As we have shown, internally managed email and collaboration services will exist for a very long time. CaaS is definitely a threat to Exchange at small organizations, where the cost far outweighs the benefits. However, many organizations, especially large ones with complex technology, legal, privacy, budgeting and cost requirements will perform this analysis and decide they need internal email infrastructure. Exchange and its competitors will continue to be a critical product for organizations with requirements that lead to internal deployment and management. An interest proof that even Web companies are of the same mind is Zimbra. Zimbra makes a fully open-source, Web-based Exchange competitor. On October 4, 2007, Yahoo acquired Zimbra for $303MM in mostly cash and some equity.

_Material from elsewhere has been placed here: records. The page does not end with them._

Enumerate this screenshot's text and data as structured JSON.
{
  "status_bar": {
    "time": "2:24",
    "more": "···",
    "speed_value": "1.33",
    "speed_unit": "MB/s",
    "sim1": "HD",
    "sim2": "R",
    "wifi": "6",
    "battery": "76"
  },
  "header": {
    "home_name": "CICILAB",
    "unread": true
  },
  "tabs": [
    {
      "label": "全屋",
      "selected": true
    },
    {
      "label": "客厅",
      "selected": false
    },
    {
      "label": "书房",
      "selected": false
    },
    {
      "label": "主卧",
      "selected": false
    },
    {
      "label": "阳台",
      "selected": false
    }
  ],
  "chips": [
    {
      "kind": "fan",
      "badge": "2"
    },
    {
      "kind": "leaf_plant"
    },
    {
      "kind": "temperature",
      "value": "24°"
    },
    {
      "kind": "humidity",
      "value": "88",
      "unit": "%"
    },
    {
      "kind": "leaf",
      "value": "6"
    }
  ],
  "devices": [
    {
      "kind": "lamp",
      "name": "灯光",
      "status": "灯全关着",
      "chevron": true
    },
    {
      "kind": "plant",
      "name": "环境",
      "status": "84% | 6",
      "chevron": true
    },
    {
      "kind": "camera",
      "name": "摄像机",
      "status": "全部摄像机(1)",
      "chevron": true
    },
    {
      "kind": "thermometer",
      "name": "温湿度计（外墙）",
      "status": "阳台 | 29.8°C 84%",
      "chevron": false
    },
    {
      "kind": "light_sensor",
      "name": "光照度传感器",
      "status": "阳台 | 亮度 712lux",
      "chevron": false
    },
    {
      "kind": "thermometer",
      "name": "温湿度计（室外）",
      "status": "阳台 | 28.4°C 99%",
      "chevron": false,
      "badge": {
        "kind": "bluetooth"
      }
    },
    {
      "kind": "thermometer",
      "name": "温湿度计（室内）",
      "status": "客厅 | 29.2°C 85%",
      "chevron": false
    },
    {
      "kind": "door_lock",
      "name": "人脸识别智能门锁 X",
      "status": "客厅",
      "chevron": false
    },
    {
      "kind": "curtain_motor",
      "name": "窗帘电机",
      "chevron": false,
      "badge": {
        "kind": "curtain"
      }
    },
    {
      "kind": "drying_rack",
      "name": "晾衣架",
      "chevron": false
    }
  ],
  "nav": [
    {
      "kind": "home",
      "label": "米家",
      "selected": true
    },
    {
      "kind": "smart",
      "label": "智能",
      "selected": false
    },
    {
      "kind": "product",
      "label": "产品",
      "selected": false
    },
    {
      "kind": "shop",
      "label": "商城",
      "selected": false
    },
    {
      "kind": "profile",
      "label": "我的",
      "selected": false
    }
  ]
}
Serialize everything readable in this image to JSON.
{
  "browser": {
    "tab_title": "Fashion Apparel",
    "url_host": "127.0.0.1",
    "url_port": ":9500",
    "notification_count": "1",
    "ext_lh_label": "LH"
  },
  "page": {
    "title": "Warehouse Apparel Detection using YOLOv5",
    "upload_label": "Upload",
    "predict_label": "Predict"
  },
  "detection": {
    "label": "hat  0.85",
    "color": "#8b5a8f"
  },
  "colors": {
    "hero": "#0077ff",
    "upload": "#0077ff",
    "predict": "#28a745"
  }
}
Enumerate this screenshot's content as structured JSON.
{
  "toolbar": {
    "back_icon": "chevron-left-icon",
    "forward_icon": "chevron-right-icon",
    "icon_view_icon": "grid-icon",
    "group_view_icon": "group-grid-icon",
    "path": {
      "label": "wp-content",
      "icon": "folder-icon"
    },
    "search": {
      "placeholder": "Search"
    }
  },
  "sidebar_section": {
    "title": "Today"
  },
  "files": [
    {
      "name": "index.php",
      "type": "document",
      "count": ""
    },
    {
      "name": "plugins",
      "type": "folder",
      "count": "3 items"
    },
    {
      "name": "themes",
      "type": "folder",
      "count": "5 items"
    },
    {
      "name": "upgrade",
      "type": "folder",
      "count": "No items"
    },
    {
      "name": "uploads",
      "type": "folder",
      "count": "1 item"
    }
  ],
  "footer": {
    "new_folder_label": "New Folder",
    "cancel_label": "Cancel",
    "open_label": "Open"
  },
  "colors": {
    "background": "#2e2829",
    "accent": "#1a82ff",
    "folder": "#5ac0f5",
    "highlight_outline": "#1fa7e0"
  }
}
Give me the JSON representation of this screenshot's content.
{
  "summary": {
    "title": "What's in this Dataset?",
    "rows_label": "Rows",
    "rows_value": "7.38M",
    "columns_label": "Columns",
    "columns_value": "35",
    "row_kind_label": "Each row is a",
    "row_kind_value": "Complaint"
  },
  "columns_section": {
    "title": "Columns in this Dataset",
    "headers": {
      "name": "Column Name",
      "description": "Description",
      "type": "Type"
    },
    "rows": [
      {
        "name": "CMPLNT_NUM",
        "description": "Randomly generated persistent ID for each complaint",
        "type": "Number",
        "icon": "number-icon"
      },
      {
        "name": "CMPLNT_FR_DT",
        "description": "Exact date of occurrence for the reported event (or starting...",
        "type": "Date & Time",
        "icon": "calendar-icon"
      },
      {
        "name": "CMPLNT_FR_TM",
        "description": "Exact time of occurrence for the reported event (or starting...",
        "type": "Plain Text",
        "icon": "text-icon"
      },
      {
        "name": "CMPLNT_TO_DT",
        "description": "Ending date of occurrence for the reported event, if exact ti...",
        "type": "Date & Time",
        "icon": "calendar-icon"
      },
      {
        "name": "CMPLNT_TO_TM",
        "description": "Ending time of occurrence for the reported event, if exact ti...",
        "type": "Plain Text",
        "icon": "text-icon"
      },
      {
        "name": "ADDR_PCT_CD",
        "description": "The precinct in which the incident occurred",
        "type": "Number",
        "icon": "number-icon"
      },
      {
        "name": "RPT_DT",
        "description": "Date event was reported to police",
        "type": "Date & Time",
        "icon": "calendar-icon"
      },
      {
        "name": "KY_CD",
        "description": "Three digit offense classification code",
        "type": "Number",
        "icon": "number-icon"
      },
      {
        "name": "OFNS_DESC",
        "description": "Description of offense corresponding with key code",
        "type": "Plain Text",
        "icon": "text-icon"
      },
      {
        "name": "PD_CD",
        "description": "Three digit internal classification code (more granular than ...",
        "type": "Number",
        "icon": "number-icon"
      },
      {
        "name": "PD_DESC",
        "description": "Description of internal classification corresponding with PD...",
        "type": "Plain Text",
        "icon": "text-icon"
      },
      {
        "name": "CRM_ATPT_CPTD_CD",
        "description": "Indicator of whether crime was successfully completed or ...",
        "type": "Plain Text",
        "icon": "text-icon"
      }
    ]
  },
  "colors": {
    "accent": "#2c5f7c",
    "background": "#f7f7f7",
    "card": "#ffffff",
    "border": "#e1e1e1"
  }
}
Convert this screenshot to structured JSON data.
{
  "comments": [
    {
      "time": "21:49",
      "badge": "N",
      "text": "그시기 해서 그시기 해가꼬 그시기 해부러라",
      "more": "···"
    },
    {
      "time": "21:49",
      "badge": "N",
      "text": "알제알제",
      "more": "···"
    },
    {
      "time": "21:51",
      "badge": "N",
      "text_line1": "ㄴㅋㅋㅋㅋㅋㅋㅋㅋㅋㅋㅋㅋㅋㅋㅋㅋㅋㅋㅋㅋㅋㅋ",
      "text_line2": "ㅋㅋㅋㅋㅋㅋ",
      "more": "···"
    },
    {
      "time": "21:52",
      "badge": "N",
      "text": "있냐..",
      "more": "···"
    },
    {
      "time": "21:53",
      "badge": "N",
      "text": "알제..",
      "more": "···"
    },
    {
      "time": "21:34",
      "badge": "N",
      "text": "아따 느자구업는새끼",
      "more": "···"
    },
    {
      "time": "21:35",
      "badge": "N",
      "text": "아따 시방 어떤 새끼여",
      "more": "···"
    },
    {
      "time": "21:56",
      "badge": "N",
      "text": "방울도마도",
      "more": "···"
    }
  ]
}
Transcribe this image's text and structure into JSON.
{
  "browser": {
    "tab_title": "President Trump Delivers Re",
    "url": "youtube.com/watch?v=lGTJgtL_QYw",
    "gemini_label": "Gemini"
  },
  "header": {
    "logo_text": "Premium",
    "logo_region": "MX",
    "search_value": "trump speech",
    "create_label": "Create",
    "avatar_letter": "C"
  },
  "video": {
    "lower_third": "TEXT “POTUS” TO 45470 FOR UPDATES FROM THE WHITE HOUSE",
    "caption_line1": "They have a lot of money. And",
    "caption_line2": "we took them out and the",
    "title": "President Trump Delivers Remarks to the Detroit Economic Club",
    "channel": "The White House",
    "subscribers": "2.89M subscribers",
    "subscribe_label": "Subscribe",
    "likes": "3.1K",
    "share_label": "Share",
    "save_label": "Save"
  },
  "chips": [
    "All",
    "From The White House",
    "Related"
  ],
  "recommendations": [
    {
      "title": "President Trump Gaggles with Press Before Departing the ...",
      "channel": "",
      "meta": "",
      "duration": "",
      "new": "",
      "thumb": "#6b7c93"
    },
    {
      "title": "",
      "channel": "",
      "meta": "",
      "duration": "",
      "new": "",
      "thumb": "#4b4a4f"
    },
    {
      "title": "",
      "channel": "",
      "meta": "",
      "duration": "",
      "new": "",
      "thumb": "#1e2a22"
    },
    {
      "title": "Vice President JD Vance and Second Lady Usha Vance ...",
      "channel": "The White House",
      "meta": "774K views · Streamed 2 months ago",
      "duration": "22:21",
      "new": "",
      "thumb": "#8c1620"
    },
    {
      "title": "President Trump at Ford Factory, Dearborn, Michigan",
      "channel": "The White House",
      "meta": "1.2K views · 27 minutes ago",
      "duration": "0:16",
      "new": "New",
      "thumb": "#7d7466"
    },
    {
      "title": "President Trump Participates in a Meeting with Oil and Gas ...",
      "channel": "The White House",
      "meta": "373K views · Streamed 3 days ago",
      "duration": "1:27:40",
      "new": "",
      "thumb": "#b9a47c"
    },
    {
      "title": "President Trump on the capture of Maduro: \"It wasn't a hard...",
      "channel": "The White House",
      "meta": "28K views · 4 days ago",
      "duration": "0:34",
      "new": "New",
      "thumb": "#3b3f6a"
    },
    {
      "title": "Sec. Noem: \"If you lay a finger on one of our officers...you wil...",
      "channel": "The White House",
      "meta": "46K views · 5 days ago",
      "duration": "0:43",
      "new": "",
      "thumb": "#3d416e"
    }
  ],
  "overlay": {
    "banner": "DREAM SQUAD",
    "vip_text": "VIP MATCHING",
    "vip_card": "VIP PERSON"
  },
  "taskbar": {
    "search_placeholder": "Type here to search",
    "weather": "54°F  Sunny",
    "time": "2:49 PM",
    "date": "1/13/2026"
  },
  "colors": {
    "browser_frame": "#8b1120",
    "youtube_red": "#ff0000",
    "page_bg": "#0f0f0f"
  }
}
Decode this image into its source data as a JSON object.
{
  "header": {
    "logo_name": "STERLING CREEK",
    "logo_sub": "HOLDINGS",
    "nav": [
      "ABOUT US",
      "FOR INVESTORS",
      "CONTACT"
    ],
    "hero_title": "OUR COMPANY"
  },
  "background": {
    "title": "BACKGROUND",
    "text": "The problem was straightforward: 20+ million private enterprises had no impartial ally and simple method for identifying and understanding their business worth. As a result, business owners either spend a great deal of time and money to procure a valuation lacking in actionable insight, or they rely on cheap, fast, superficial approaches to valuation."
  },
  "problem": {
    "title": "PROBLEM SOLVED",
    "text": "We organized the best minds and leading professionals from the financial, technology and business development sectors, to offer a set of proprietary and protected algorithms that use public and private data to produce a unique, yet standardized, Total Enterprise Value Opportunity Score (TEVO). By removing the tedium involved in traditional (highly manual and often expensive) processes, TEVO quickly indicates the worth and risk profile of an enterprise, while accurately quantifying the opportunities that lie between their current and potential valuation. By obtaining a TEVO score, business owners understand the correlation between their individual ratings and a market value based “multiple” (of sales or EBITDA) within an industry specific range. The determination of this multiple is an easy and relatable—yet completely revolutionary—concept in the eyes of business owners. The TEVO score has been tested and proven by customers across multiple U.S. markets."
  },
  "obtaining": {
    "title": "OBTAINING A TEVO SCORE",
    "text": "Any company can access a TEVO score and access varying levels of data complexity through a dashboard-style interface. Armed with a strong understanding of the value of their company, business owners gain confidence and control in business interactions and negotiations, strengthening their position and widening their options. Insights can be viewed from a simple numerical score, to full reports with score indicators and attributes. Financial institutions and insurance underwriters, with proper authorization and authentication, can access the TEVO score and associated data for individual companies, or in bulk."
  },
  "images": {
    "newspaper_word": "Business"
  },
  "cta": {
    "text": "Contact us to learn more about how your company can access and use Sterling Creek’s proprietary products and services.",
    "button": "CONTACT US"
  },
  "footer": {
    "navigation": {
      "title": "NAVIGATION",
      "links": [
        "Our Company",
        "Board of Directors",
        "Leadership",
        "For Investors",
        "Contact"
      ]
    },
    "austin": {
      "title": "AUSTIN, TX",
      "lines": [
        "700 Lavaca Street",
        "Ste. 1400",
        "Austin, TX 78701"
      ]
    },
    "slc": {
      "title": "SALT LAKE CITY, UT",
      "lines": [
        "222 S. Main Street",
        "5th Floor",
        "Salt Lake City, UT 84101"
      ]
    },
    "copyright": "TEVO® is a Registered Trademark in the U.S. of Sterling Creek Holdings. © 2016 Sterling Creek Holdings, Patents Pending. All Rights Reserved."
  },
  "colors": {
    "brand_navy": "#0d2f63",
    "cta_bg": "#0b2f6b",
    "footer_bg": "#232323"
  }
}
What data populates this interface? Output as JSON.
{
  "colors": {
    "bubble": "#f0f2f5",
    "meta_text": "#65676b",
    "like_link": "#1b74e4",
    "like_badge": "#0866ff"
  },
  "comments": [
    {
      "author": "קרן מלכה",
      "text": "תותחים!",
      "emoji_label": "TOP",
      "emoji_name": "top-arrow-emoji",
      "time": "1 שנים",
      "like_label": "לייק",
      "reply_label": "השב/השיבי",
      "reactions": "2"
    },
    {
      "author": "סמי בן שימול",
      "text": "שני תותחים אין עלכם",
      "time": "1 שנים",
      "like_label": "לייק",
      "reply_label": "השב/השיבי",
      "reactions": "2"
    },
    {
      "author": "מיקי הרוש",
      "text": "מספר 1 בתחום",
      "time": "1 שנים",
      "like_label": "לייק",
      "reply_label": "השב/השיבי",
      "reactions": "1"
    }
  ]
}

Clearly, even Yahoo, a Web pure-play business, saw the need to continue to have a presence in the internally installed and managed email and collaboration software industry.

Making the Decision

In sum, to decide between CaaS and internal email, one needs to analyze the following major factors:

  • Software and hardware costs, including timing of outlays and discount rates
  • Ongoing maintenance costs, including power, cooling, administration and support
  • CapEx budgeting, including relative difficulty of releasing CapEx funds versus OpEx funds, and the preferred accounting treatments of assets on balance sheet
  • Operating risk tolerance for network failures, as driven by email usage patterns and available alternatives
  • Regulatory and litigation risk, including requirements for multi-facted and often conflicting retention, review and privacy rules
  • Privacy preferences, and concern for passing all mail, internal and external, through a third-party provider

An single analyst or consultant should be able to determine these requirements for a company of any size in no more than eight weeks at the outside. If your organization does not have the staff with the mix of technology, finance, operations, legal and political skills, consider an outsider, but make absolutely sure that (a) they have all the skills and (b) they can execute quickly.

Insource vs. outsource, CaaS vs. internal, is a major decision with significant ramifications. Doing it correctly can have a significant impact on the business; doing it wrong can cost millions. Make sure to do it right.